I see so many people talk about this frosting that I now need to try it. I'm intrigued beyond words!

For first time makers, awesome recipe with pictures for each step :)

AThis is the same recipe my babysitter used to make us when I was a kid. It tasted awesome...but she was absolutely terrible at mixing. There were always little clumps of flour left behind. Just be sure to mix the flour and milk before it heats up....then keep mixing until its thick.
To speed up the process, I pour the thickened flour/milk into another bowl with a piece of wax paper on top and throw it in the freezer for 20 minutes.


Thank you so much. I will try this one too. I made the smbc, was delicious, however tasted a lot of butter and wasn't as stiff as I would like it. Any way to stiffen it and cut some butter taste?
Adding powdered sugar about 1/2 cup at a time (untill you like the consistency) will both stiffen and cut the butter flavor.
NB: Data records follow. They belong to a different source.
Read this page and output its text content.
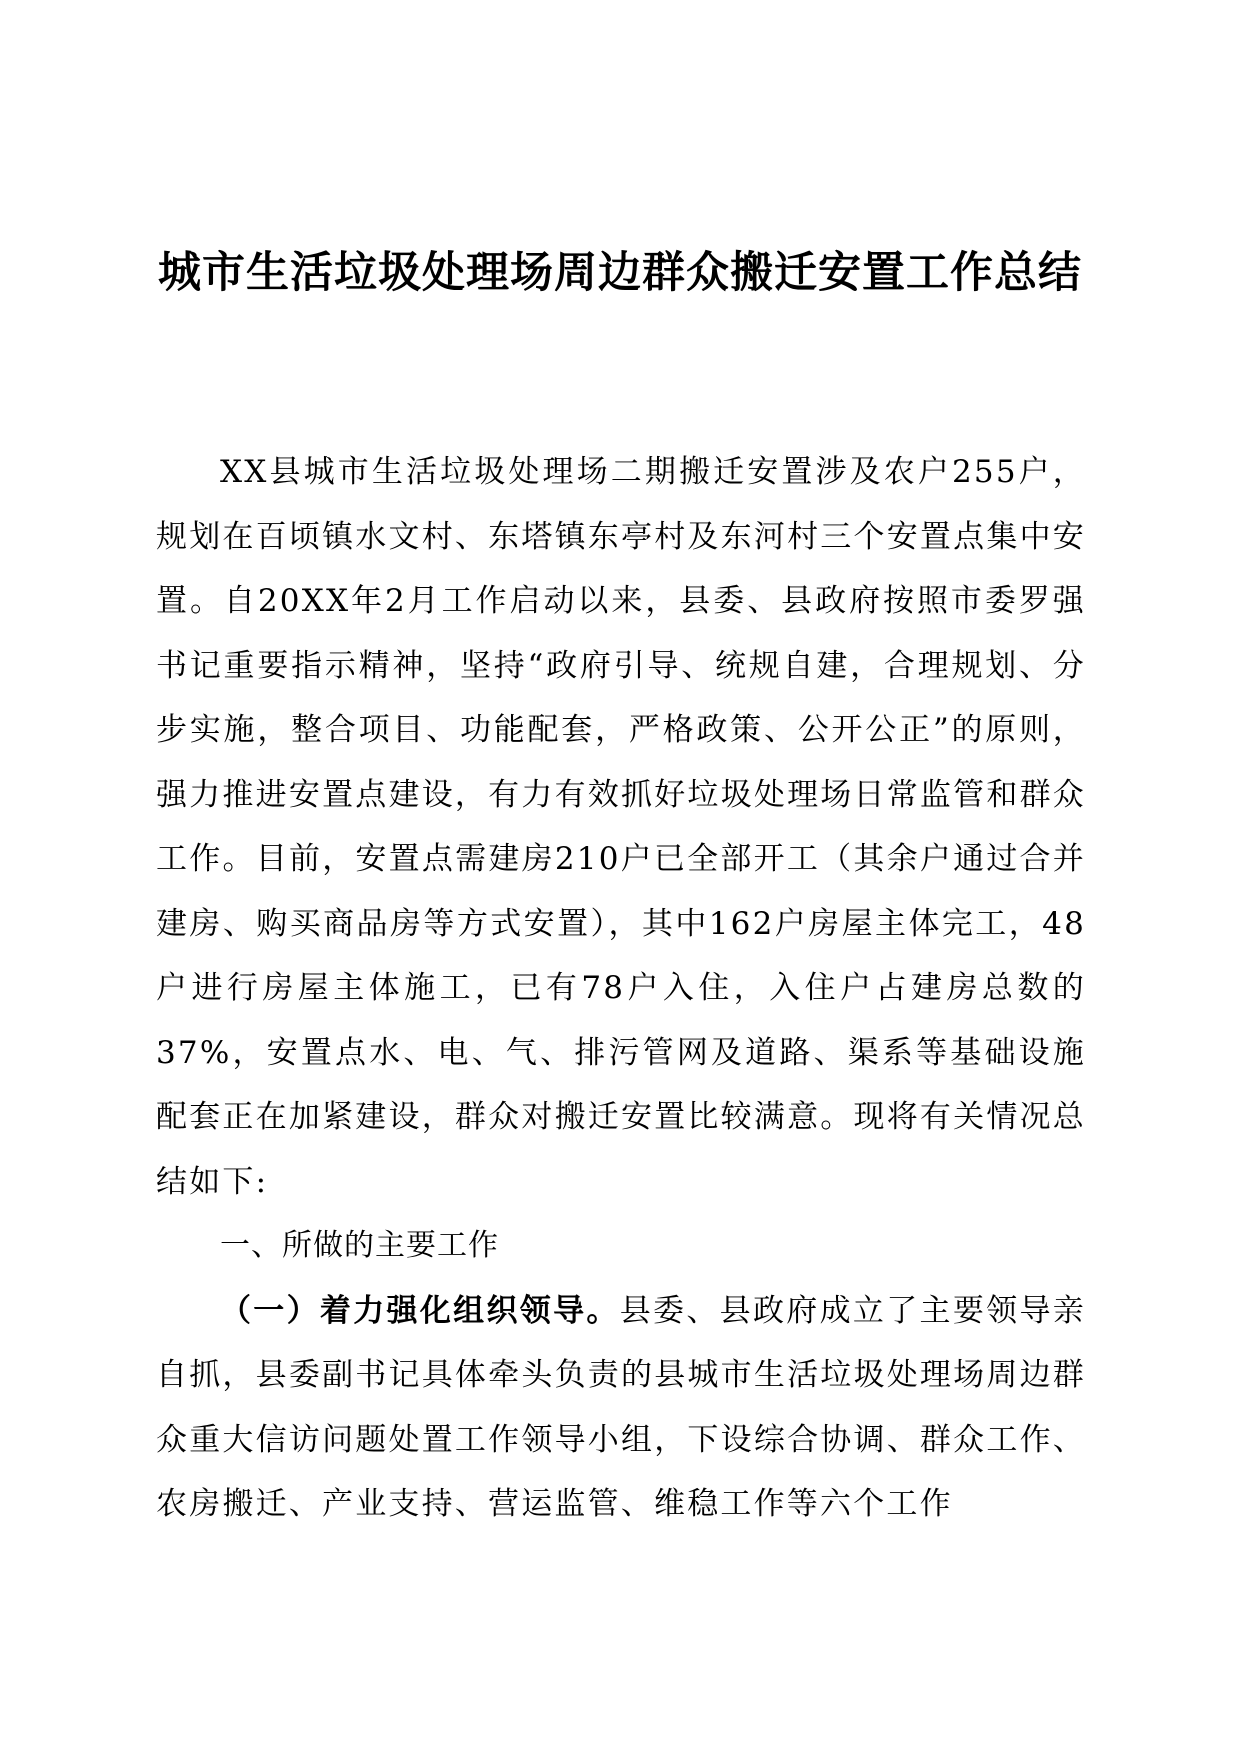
城市生活垃圾处理场周边群众搬迁安置工作总结

XX县城市生活垃圾处理场二期搬迁安置涉及农户255户，规划在百顷镇水文村、东塔镇东亭村及东河村三个安置点集中安置。自20XX年2月工作启动以来，县委、县政府按照市委罗强书记重要指示精神，坚持“政府引导、统规自建，合理规划、分步实施，整合项目、功能配套，严格政策、公开公正”的原则，强力推进安置点建设，有力有效抓好垃圾处理场日常监管和群众工作。目前，安置点需建房210户已全部开工（其余户通过合并建房、购买商品房等方式安置），其中162户房屋主体完工，48户进行房屋主体施工，已有78户入住，入住户占建房总数的37%，安置点水、电、气、排污管网及道路、渠系等基础设施配套正在加紧建设，群众对搬迁安置比较满意。现将有关情况总结如下:

一、所做的主要工作

（一）着力强化组织领导。县委、县政府成立了主要领导亲自抓，县委副书记具体牵头负责的县城市生活垃圾处理场周边群众重大信访问题处置工作领导小组，下设综合协调、群众工作、农房搬迁、产业支持、营运监管、维稳工作等六个工作
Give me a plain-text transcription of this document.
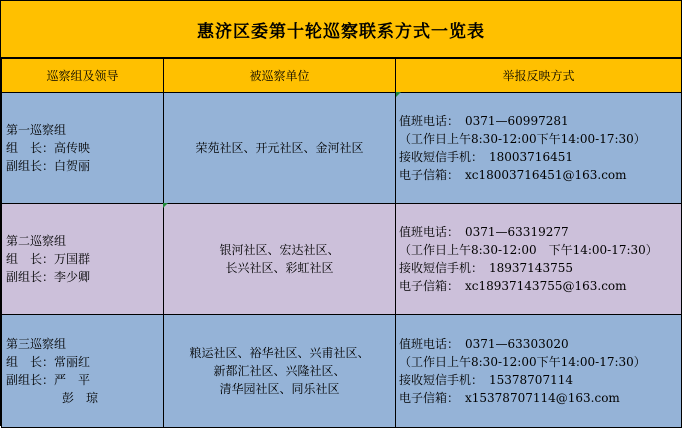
惠济区委第十轮巡察联系方式一览表
巡察组及领导	被巡察单位	举报反映方式

第一巡察组
组　长：高传映
副组长：白贺丽	荣苑社区、开元社区、金河社区	值班电话：　0371—60997281
（工作日上午8:30-12:00下午14:00-17:30）
接收短信手机：　18003716451
电子信箱：　xc18003716451@163.com

第二巡察组
组　长：万国群
副组长：李少卿	银河社区、宏达社区、
长兴社区、彩虹社区	值班电话：　0371—63319277
（工作日上午8:30-12:00　下午14:00-17:30）
接收短信手机：　18937143755
电子信箱：　xc18937143755@163.com

第三巡察组
组　长：常丽红
副组长：严　平
彭　琼	粮运社区、裕华社区、兴甫社区、
新都汇社区、兴隆社区、
清华园社区、同乐社区	值班电话：　0371—63303020
（工作日上午8:30-12:00下午14:00-17:30）
接收短信手机：　15378707114
电子信箱：　x15378707114@163.com
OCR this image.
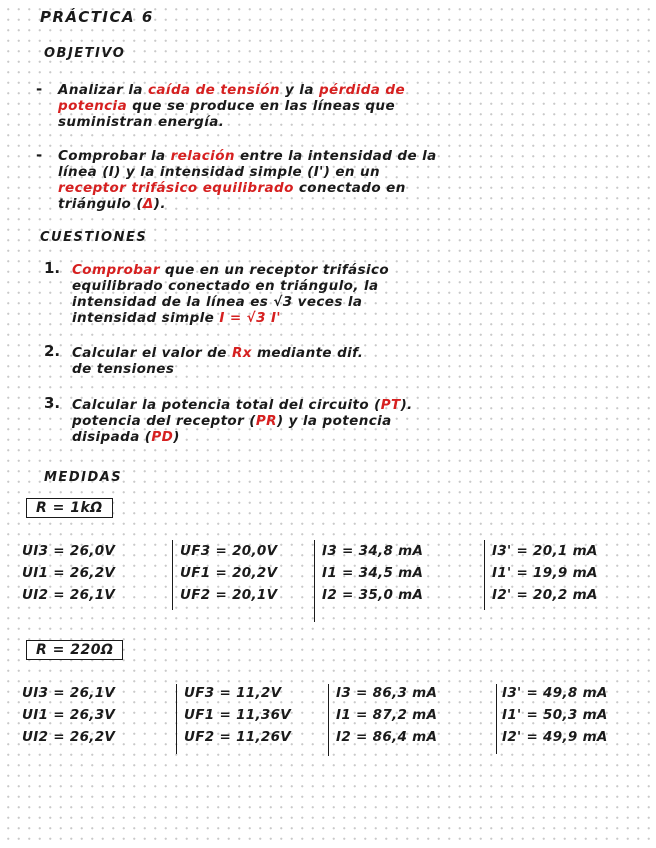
PRÁCTICA 6
OBJETIVO
- Analizar la caída de tensión y la pérdida de
potencia que se produce en las líneas que
suministran energía.
- Comprobar la relación entre la intensidad de la
línea (I) y la intensidad simple (I') en un
receptor trifásico equilibrado conectado en
triángulo (Δ).
CUESTIONES
1. Comprobar que en un receptor trifásico
equilibrado conectado en triángulo, la
intensidad de la línea es √3 veces la
intensidad simple I = √3 I'
2. Calcular el valor de Rx mediante dif.
de tensiones
3. Calcular la potencia total del circuito (PT).
potencia del receptor (PR) y la potencia
disipada (PD)
MEDIDAS
R = 1kΩ
UI3 = 26,0V
UI1 = 26,2V
UI2 = 26,1V
UF3 = 20,0V
UF1 = 20,2V
UF2 = 20,1V
I3 = 34,8 mA
I1 = 34,5 mA
I2 = 35,0 mA
I3' = 20,1 mA
I1' = 19,9 mA
I2' = 20,2 mA
R = 220Ω
UI3 = 26,1V
UI1 = 26,3V
UI2 = 26,2V
UF3 = 11,2V
UF1 = 11,36V
UF2 = 11,26V
I3 = 86,3 mA
I1 = 87,2 mA
I2 = 86,4 mA
I3' = 49,8 mA
I1' = 50,3 mA
I2' = 49,9 mA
AIf you are referring to the SMBC...I would leave it out up to 3 days. It refrigerates and freezes beautifully.
If you're talking about the cooked flour, my experience has not been good when refrigerating it and having it come back to room temp. It seems to separate a bit and has a curdled look...even after I made it and it looked great initially. My suggestion would be to make it and use to cover cakes without refrigeration.
This is just my experience though. I used to use the flour recipe exclusively, until I discovered smbc.
HTH.

Thank you for your response. I was talking about the cooked flour recipe. Can that set out if you do it the same day or does the cake need to be refrigerated? I am concerned about the milk in that recipe not being refrigerated or when it gets cooked does that make it more stable?

AI've never had a problem with leaving it out. I wouldn't worry, but that's just me. Use your judgement. How long do you need to make it in advance?

Just use your regular recipe and scale way back on the sugar. Remove a couple of cups from it, and thin it with hot whipping cream and beat the daylights out of it.